Sotheby’s is preparing to bring works from the collection of the late dealer and financier Robert Mnuchin to auction this May in New York, adding a fresh trove of blue-chip material to a season the house hopes will build on its blockbuster November and a strong start to the spring sales.
The consignment is made up of 24 works from the personal collection Robert assembled with his wife Adriana Mnuchin, long known among collectors for its focus on museum-quality examples of postwar abstraction and modern art.
The sale will be led by Rothko’s monumental 1957 canvas Brown and Blacks in Reds, estimated at $70 million to $100 million, along with a second Rothko from 1949 estimated at $15 million to $20 million.
Standing nearly eight feet tall, Brown and Blacks in Reds dates from Rothko’s most important decade, when the artist developed the luminous stacked bands of color that defined his mature work. Executed in one of the artist’s coveted red palettes, the painting once belonged to Joseph E. Seagram & Sons, whose celebrated Seagram Building commission with Rothko would soon follow. Sotheby’s notes that the canvas is one of just 15 monumental paintings the artist created in 1957, most of which now reside in museum collections.
The second work, No. 1 (1949), comes from a pivotal transitional moment in Rothko’s career, when the artist moved from the nebulous “multiform” compositions of the late 1940s toward the iconic rectangular color fields that would soon follow.
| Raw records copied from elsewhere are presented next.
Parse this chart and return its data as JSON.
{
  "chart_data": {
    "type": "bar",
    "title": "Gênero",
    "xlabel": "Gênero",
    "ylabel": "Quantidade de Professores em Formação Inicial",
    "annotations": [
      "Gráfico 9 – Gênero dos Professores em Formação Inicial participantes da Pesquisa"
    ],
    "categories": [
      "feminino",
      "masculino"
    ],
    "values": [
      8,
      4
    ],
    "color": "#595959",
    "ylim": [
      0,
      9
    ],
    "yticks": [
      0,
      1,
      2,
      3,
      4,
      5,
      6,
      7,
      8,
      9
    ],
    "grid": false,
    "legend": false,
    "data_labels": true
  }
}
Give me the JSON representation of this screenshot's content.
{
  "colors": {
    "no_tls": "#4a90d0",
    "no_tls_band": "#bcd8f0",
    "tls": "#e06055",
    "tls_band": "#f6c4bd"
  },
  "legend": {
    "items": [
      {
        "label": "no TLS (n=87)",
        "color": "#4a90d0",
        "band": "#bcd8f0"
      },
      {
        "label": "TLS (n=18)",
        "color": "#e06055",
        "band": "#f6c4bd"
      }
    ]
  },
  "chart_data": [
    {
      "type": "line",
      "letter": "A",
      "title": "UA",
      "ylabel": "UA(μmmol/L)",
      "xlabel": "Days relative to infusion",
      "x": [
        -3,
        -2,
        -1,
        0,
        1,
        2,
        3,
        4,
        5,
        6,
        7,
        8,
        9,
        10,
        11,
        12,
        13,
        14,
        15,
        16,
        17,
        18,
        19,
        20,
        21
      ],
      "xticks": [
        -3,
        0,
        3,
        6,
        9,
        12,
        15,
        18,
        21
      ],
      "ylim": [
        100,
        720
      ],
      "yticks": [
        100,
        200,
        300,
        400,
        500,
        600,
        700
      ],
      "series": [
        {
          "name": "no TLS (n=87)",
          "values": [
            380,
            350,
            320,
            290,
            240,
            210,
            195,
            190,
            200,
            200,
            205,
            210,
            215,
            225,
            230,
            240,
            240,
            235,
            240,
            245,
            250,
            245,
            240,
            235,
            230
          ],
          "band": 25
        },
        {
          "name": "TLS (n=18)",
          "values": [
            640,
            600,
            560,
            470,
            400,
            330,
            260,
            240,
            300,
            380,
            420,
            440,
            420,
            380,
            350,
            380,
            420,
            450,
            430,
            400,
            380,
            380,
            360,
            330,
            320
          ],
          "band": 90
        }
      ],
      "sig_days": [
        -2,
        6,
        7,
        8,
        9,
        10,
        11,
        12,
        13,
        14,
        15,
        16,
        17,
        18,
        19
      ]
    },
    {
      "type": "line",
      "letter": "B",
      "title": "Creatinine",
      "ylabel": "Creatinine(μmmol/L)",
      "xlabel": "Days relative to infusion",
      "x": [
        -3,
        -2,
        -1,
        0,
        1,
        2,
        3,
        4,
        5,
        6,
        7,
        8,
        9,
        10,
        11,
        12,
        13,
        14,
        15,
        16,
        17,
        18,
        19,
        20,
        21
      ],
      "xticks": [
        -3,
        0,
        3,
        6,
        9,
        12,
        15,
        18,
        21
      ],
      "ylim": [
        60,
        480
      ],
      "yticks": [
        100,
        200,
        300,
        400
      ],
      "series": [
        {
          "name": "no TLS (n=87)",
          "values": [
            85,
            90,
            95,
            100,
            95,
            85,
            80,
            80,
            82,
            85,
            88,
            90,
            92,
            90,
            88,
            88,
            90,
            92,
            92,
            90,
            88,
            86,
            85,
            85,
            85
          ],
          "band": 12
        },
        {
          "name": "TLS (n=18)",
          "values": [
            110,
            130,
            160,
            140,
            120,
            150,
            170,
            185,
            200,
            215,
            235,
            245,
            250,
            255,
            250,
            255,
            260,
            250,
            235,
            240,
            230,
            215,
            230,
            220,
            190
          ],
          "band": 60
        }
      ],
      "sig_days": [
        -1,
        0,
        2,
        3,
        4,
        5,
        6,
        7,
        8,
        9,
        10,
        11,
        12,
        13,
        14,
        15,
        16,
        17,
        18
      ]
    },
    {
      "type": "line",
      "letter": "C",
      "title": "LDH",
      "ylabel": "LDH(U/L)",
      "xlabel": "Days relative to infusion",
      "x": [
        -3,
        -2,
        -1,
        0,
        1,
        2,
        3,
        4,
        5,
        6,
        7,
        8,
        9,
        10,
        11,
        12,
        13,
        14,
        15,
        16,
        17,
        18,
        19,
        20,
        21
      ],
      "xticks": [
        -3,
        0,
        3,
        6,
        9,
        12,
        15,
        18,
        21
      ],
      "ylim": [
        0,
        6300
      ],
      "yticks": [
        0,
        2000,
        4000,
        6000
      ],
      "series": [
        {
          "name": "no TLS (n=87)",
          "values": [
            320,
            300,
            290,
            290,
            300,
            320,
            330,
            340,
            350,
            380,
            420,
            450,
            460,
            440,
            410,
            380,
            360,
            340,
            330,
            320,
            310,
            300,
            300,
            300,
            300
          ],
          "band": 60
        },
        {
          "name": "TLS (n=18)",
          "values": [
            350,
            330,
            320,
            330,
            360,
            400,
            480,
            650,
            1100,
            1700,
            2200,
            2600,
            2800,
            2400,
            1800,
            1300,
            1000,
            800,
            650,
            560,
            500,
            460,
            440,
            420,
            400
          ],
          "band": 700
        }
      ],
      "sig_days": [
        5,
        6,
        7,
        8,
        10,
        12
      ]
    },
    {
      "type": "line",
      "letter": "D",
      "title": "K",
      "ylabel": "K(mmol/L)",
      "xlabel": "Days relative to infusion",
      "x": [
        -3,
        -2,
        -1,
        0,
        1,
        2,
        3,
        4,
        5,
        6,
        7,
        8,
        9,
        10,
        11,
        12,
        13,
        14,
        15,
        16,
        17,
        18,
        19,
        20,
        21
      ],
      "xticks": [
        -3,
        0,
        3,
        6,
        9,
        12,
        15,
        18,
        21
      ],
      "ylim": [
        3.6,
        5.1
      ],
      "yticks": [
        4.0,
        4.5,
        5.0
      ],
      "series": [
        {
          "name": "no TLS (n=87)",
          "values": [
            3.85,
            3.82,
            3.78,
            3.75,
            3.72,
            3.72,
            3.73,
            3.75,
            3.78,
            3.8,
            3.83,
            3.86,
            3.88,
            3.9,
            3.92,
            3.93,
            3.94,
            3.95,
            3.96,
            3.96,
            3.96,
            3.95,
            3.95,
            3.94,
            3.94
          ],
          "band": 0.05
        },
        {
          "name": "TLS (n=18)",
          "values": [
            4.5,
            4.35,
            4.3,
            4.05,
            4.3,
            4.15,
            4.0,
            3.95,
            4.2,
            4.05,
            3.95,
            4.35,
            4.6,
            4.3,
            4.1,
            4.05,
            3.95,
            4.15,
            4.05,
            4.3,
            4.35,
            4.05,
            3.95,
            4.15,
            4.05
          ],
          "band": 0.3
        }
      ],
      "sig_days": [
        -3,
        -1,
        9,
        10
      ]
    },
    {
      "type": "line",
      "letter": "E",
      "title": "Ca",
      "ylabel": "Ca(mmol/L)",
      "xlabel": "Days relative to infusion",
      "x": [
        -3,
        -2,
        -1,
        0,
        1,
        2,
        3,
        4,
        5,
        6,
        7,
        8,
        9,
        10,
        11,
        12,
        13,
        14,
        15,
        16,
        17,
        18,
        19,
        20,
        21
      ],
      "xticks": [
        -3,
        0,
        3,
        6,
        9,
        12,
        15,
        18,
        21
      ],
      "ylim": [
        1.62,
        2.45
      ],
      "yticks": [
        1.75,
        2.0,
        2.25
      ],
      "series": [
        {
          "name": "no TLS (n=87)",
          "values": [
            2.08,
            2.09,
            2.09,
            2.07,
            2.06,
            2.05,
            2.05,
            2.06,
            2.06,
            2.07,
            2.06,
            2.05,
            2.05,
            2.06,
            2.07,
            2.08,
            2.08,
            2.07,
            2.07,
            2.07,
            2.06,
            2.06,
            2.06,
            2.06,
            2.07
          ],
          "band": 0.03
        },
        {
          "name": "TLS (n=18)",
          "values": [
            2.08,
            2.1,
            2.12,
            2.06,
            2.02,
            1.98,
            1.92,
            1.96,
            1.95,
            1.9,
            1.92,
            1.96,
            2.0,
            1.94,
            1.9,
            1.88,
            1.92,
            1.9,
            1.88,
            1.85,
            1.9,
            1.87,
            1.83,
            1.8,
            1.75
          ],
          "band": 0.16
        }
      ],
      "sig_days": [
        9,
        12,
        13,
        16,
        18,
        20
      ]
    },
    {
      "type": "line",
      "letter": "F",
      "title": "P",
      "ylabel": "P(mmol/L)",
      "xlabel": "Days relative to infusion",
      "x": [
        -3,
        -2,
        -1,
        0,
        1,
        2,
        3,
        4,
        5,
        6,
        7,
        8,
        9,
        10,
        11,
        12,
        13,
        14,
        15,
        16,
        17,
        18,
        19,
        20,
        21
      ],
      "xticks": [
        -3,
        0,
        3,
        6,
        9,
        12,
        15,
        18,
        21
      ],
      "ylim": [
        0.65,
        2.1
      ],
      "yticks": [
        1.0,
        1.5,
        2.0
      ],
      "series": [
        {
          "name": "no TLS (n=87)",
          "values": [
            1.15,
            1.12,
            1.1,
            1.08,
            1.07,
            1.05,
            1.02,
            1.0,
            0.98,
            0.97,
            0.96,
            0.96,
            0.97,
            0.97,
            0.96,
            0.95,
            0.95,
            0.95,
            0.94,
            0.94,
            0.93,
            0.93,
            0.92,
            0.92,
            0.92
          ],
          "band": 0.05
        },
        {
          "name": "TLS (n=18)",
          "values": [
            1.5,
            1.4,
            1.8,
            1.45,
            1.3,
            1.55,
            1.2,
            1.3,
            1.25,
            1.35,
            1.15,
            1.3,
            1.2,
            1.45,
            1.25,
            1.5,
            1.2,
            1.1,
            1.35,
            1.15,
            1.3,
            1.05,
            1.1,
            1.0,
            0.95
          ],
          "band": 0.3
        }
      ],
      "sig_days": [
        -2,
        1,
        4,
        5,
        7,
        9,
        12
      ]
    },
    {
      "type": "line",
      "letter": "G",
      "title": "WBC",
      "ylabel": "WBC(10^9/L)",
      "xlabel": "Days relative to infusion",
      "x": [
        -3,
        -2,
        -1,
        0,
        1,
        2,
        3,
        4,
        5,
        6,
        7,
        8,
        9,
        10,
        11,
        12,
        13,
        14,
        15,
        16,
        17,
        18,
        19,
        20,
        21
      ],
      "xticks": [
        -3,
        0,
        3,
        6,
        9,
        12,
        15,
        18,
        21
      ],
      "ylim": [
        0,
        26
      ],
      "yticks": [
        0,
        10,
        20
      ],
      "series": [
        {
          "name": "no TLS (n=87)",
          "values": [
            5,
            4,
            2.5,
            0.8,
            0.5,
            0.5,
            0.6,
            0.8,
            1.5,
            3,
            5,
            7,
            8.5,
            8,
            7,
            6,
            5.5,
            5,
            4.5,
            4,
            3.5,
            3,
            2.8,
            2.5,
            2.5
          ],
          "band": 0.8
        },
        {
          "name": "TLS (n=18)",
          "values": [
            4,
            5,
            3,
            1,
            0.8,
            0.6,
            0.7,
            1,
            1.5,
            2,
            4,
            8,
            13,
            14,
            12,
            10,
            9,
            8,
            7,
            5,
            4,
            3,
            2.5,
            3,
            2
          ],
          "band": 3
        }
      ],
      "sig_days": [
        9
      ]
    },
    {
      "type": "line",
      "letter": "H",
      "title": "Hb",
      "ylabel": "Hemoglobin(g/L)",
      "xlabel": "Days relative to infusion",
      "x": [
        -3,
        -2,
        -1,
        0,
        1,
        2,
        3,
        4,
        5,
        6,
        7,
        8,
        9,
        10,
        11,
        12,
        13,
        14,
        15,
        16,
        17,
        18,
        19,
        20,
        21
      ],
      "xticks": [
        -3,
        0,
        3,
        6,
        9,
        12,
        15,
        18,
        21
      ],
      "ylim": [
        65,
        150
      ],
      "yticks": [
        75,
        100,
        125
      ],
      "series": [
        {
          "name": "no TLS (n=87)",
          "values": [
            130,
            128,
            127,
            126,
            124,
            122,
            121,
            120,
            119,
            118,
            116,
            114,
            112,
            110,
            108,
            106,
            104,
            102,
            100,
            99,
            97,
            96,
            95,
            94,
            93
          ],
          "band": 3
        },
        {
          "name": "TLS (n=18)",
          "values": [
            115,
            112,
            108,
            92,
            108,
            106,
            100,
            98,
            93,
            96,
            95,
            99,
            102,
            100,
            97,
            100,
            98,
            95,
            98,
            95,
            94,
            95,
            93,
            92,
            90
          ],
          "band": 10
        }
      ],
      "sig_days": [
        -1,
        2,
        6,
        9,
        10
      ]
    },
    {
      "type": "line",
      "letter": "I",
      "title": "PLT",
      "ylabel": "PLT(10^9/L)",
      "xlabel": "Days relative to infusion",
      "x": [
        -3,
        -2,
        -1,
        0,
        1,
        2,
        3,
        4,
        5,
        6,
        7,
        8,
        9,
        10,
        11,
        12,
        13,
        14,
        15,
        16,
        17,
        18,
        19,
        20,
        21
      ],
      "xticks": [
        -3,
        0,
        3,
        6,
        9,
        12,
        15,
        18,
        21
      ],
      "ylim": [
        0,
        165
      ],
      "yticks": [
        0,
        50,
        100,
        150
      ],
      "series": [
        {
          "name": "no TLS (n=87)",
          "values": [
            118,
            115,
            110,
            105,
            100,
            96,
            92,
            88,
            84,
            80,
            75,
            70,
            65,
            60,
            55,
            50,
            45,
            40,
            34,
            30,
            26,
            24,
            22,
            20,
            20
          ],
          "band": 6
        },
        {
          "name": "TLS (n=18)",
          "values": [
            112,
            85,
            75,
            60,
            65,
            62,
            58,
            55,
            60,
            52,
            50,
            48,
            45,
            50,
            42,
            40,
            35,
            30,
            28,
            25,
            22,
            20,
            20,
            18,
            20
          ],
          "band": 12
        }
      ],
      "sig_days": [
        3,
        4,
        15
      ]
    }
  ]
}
The sale will also feature works by artists Mnuchin championed throughout his career, including Willem de Kooning, Franz Kline, and Jeff Koons, including de Kooning’s 1983 Untitled XLII, a lyrical painting making its auction debut and one of the most significant works from the artist’s final decade to appear on the market in recent years.
A major work by Kline, Harleman (1960), will also be on the block. Made during the height of the artist’s career, the monumental black-and-white canvas has been held in the Mnuchin collection for more than two decades and is expected to be among the most important examples by the artist to come to auction in years.
The Mnuchin material arrives at a moment when Sotheby’s is looking to maintain the momentum it built late last year. In November, the house made headlines when Gustav Klimt’s Portrait of Elisabeth Lederer (1914–16) sold for $236.4 million, the highest price ever achieved for a work of modern art at auction and the most expensive artwork ever sold by Sotheby’s.
The firm has also entered the spring season with encouraging signals from Europe. Earlier this week, Sotheby’s modern and contemporary evening sale in London achieved white-glove status, with every lot sold and a total of about $175 million, more than doubling the equivalent sale a year earlier.
For many in the market, the Mnuchin consignment represents exactly the kind of trophy-level material auction houses are eager to secure as the high end of the market steadies after several uneven seasons.
According to Sotheby’s, which confirmed the sale on Friday, the works will be presented in an 11-lot dedicated evening auction in May, with additional works offered in the house’s modern and contemporary day sales.
Mnuchin, who died in December at age 92, was one of the art world’s rare figures to build two careers at the highest level. After three decades at Goldman Sachs—where he helped pioneer block trading—he opened a gallery and eventually founded Mnuchin Gallery on Manhattan’s Upper East Side, mounting museum-caliber exhibitions devoted to artists like Rothko and de Kooning.
Yet Mnuchin always insisted that collecting, not dealing, was his first instinct. “I’m really a collector at heart who happens to be a dealer,” he said in a 2015 interview with ARTnews.
He and Adriana began buying art seriously in the 1970s, gradually gravitating toward abstraction and the artists of the postwar New York School. “We found we responded to abstraction,” Mnuchin recalled.
The collection itself was famously compact. Mnuchin once said the couple owned only “10 to 15 pictures,” though by his own admission they were works of exceptional quality, kept in their homes rather than in storage.